O caso é o caso
"1. O mundo é tudo o que é o caso.
1.1. O mundo é a totalidade dos factos, não das coisas .
1.11. O mundo é determinado pelos factos e assim por serem todos os factos.
1.12. A totalidade dos factos determina, pois, o que é o caso e também tudo o que não é o caso."
Wittgenstein
Num caso o menos importante é traição ou os traídos e muito menos como acaba ou porque acaba. O importante no caso é o caso.
O filme agora em cartaz, de Silvio Soldini, "Que mais quero eu" (cosavogliodipiù) permite uma boa reflexão sobre o tema e um ensaio de defesa desta minha convicção. O filme gira em torno do caso entre Anna (Alba Rohrwacher) e Domenico (Pierfrancesco Favino) conseguindo, com grande mestria, centrar o filme no caso e, logo, naqueles que o vivem enquanto ele dura, tornando secundário não só a traição e os traídos mas, sobretudo, o final (do caso e do filme). Em boa verdade talvez o filme nunca acabe porque podemos continuá-lo indefinidamente nas nossas mentes, aliás, alimentado por casos que conheçamos.

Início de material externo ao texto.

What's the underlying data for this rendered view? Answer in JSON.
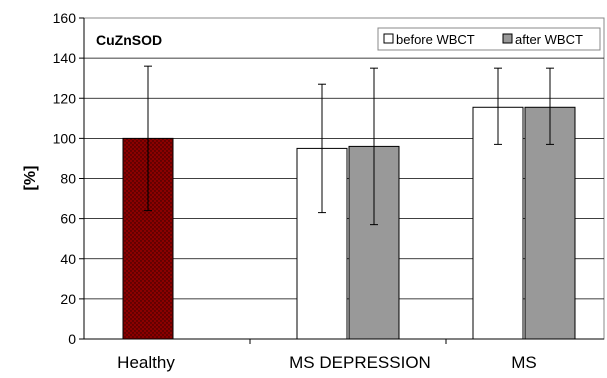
{
  "chart_data": {
    "type": "bar",
    "title": "CuZnSOD",
    "ylabel": "[%]",
    "xlabel": "",
    "ylim": [
      0,
      160
    ],
    "yticks": [
      0,
      20,
      40,
      60,
      80,
      100,
      120,
      140,
      160
    ],
    "grid": true,
    "legend_position": "top-right",
    "categories": [
      "Healthy",
      "MS DEPRESSION",
      "MS"
    ],
    "series": [
      {
        "name": "before WBCT",
        "color": "#ffffff",
        "values": [
          100,
          95,
          115.5
        ],
        "error_low": [
          64,
          63,
          97
        ],
        "error_high": [
          136,
          127,
          135
        ]
      },
      {
        "name": "after WBCT",
        "color": "#999999",
        "values": [
          null,
          96,
          115.5
        ],
        "error_low": [
          null,
          57,
          97
        ],
        "error_high": [
          null,
          135,
          135
        ]
      }
    ],
    "special_bars": [
      {
        "category": "Healthy",
        "fill": "#8b0000",
        "pattern": "dotted"
      }
    ]
  }
}
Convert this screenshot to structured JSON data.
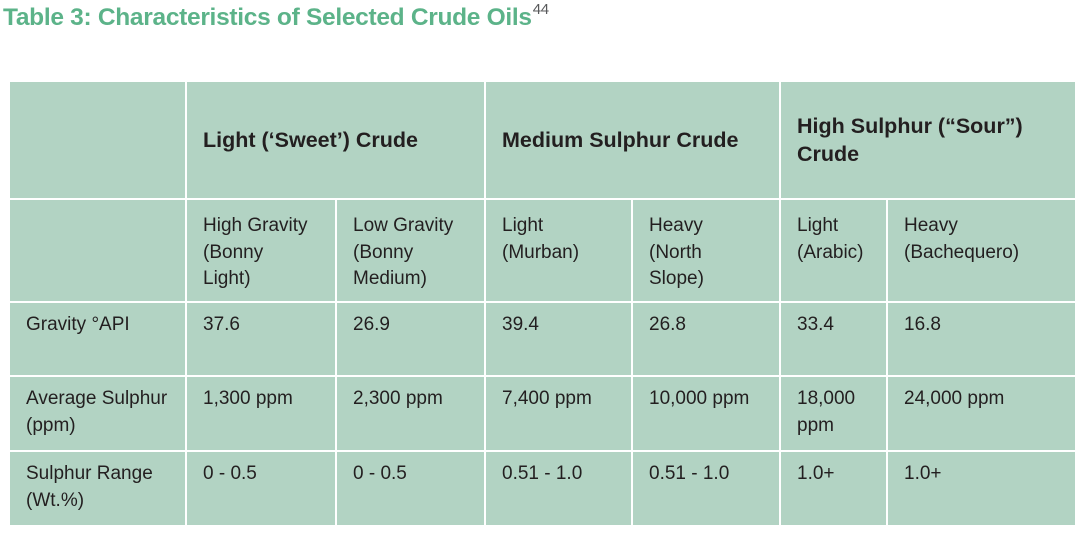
{
  "title": {
    "text": "Table 3: Characteristics of Selected Crude Oils",
    "footnote_marker": "44"
  },
  "colors": {
    "cell_bg": "#b2d3c3",
    "title_green": "#5cb389",
    "text_dark": "#231f20",
    "footnote_gray": "#58595b",
    "page_bg": "#ffffff"
  },
  "table": {
    "group_headers": [
      "Light (‘Sweet’) Crude",
      "Medium Sulphur Crude",
      "High Sulphur (“Sour”)\nCrude"
    ],
    "sub_headers": [
      "High Gravity\n(Bonny\nLight)",
      "Low Gravity\n(Bonny\nMedium)",
      "Light\n(Murban)",
      "Heavy\n(North\nSlope)",
      "Light\n(Arabic)",
      "Heavy\n(Bachequero)"
    ],
    "rows": [
      {
        "label": "Gravity °API",
        "values": [
          "37.6",
          "26.9",
          "39.4",
          "26.8",
          "33.4",
          "16.8"
        ]
      },
      {
        "label": "Average Sulphur\n(ppm)",
        "values": [
          "1,300 ppm",
          "2,300 ppm",
          "7,400 ppm",
          "10,000 ppm",
          "18,000\nppm",
          "24,000 ppm"
        ]
      },
      {
        "label": "Sulphur Range\n(Wt.%)",
        "values": [
          "0 - 0.5",
          "0 - 0.5",
          "0.51 - 1.0",
          "0.51 - 1.0",
          "1.0+",
          "1.0+"
        ]
      }
    ]
  }
}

E talvez possamos ver o problema ao contrário: é justamente porque o filme nos mostra como é a traição e os traídos, como é o fim do caso, que percebemos que o importante foi sempre só o caso.
Para começar a traição é um pormenor. Pode acontecer que A se interesse por B pelas razões mais variadas e estar casado ou envolvido com outra pessoa nesse momento, convenhamos, é uma probabilidade cósmica de fácil verificação. Daí que o interessante seja perguntar porque se constitui o caso, porque se mantém, o que o alimenta. Mas as respostas a estas perguntas cedo se demonstram inconsequentes: as razões são as mais variadas, uma teoria geral unificadora impossível (mas aposto que existem estudos). O grande contra-argumento ao que digo é que aquilo que invoco como pormenor, mesmo que o seja, cedo se torna central para a possibilidade de evolução do caso. Mas esse é justamente o meu ponto: o caso não tem que evoluir, se evolui já é outra coisa qualquer.
Exceptuados os casos daqueles que neles entram conscientes à partida de que o esteio familiar não é impeditivo, antes é, diríamos, pacificador (na língua comum "ele não vai deixar a mulher"), todos os que entram num caso permitem-se, nem que seja por um breve momento, centrar a sua vida nesse caso. E é sobre isso que é (também) este filme. E é isso que é tantas e tantas vezes cilindrado pela redução simplista de que um caso é adultério, traição. Poderá ser tudo isso e até mais, com tempo. Mas antes o caso é o caso.
Também visto da perspectiva daqueles que enquadram o caso mas estão fora dele - os traídos - se pode chegar a este tipo de reflexão. O filme oferece-nos dois tipos completamente distintos. A mulher de Domenico percebe rapidamente o que se passa, confronta-o e acredita que se tratou de uma superficial indiscrição. Já o marido de Anna é o simpático alienado da possibilidade de uma traição que, quando confrontado com a realidade, dá à mulher tempo para pensar. Muitas outras possibilidades de reacção haveria mas o seguro é que um caso convida a usar os gestos rotineiros da vida como modos de o camuflar. A natação torna-se uma hora de motel, uma viagem de trabalho um fim-de-semana de paixão. Apenas a mais dedicada paranóia terá paciência e capacidade para recatalogar toda a existência do cônjuge no sentido discernir quais as actividades que continuam a ser o que sempre foram e quais as que foram readaptadas ao novo calendário do caso. O filme não vai por aí. Ele oferece os traídos apenas como enquadramento, como possibilidade do fim do caso, como tantas vezes é. Mas eles não são realmente importantes porque importante não é o fim do caso. Insisto, ele sempre iria terminar, evoluir. Este filme não o trata como uma simples fuga de algo - nunca as vidas de Anna e Domenico são oferecidas como causadoras do caso - nem como um patamar para outra coisa qualquer - o filme termina quando termina o caso, sem sucumbir ao que vem depois.
Este filme mostra a relação que um caso permite, ainda que fugidia, condenada, asfixiante. Mas também poderosa, intensa, pulsante. É sobre os minutos que compõem o caso, desde que ele começa até que acaba. E isso conta, conta como modo de retratar uma face da humanidade, aquela que transgride por mil e uma razões e que aí busca ou encontra, passe o paradoxo, uma ordem, a sua razão. Pelo menos, até que comecem as perguntas. Mas isso já é outra história. Outro filme.